Вот теперь я начал ее целовать. Так пьют холодную воду, когда жарко, – не замечая вкуса и количества выпитого, зная только, что с каждым глотком отступает сжигавшая все существо жажда. На миг Танюшка замерла – и я с острой благодарностью понял, что она отвыкла целоваться, что никого-никого у нее не было за все это неимоверно долгое время расставания. «А ведь она думала, что я погиб, – отчетливая мысль скользнула через мое сознание, – значит, собиралась прожить вот так все, что ей осталось!» Но эта мысль сбилась и канула в никуда, потому что я ощутил язычок Танюшки у себя во рту… и сознание стремительно поехало, а я и не пытался включить тормоза…
Солнце начинало клониться на закат. Поглядывая на меня, Танюшка с улыбкой шнуровала куртку.
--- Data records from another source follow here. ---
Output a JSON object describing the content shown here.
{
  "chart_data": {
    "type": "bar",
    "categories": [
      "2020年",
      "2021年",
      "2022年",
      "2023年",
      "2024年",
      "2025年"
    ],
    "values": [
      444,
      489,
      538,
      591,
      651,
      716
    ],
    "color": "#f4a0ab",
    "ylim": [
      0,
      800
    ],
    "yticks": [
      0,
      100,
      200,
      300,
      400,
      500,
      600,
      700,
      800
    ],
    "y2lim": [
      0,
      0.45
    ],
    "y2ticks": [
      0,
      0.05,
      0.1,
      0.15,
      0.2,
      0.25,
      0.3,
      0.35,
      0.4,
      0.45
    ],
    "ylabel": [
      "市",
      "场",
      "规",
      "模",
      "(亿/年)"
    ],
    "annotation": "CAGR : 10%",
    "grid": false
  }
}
– Ну ты отшатал, – не удержалась она от грубости. – Видно, что у тебя никого не было…
– Была, Тань. – Я защелкнул браслет часов и прямо взглянул на нее. – В том-то и дело, что была. Ты слушай, Тань… и решай…
Танюшка дослушала все до конца с совершенно спокойным лицом. Потом, когда я неловко замолк, она тихо сказала:
– Ну что ж… Хорошо, что ты мне это рассказал. Я пока помолчу, ладно? И ты ничего не говори. Пошли лучше к нашим…
Танюшка бежала первой. Я шел за ней, глядя в узкую спину, обтянутую меховой курткой, и по-прежнему был счастлив. Надулась немного, ну да это ведь ясно; ничего – успокоится, и все будет хорошо, уж теперь-то все будет хорошо! У меня на языке вертелись десятки вопросов, буквально распиравших изнутри, но я благоразумно помалкивал.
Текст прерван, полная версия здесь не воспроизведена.